Qui sait, du reste, si le tracé primitif ne va pas bénéficier d’un retour de faveur ? Nous avons reconnu sa supériorité au point de vue économique ; elle n’est pas moins évidente au point de vue militaire. Des déplacemens rapides entre le haut cours du Tigre et la vallée moyenne de l’Euphrate, de Diarbékir à Kharpout, Divrighi et Erzindzan, rachèteraient par des manœuvres foudroyantes la faiblesse numérique des Turcs. Ils ont parfaitement compris ces avantages, et rien ne dit qu’ils ne songent pas à profiter des embarras actuels de la Russie pour substituer dans la concession allemande l’ancien tracé du Centre à celui du Sud. L’augmentation des dîmes des riches vilayets de Sivas, Mamouret-ul-Aziz et Diarbékir servirait à gager la garantie d’intérêt. Ainsi Adana, ou si l’on veut Mersine, bientôt atteinte, resterait le terminus de la ligne d’Anatolie et de son prolongement.

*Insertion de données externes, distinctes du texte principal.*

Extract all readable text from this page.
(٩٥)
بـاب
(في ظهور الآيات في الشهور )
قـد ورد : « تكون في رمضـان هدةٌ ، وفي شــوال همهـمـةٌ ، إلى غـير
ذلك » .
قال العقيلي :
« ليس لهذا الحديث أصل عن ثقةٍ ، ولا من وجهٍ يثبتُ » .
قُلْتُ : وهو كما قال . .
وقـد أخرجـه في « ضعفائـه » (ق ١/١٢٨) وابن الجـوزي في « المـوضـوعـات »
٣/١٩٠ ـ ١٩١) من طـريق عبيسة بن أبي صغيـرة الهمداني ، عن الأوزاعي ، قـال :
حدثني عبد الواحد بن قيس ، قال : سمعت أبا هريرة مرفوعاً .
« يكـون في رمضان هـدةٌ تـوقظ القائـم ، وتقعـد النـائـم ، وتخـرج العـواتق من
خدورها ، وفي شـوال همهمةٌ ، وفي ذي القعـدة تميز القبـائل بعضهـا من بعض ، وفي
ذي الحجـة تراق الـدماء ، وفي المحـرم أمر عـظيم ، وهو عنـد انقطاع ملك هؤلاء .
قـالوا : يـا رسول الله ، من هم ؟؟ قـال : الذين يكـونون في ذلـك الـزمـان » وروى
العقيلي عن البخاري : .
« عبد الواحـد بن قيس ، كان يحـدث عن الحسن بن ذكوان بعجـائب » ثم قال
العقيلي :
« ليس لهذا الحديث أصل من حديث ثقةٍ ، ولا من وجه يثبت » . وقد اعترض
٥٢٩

Quel que soit le tracé qui doive finalement prévaloir, le chemin de fer de Bagdad gêne les visées politiques et met en danger la suprématie militaire de la Russie en Asie Mineure. Il aura sur sa situation économique une répercussion non moins fâcheuse. Il détournera du Transcaucasien et des navires de la mer Caspienne une partie du trafic de la Perse du Nord, débouché naturel des produits russes. Il permettra l’exploitation des pétroles de Mésopotamie au grand préjudice des gisemens du Caucase. Il fera concurrence au Transsibérien, au railway du Turkestan et à ses futurs embranchemens vers l’océan Indien, qui se heurtent à des difficultés d’exécution presque insurmontables. Mais ici l’intérêt russe n’est plus seul en cause ; l’Angleterre entre en scène et se rapproche de son compétiteur d’hier, la Russie, dans la mesure de leur hostilité commune au chemin de fer de Bagdad.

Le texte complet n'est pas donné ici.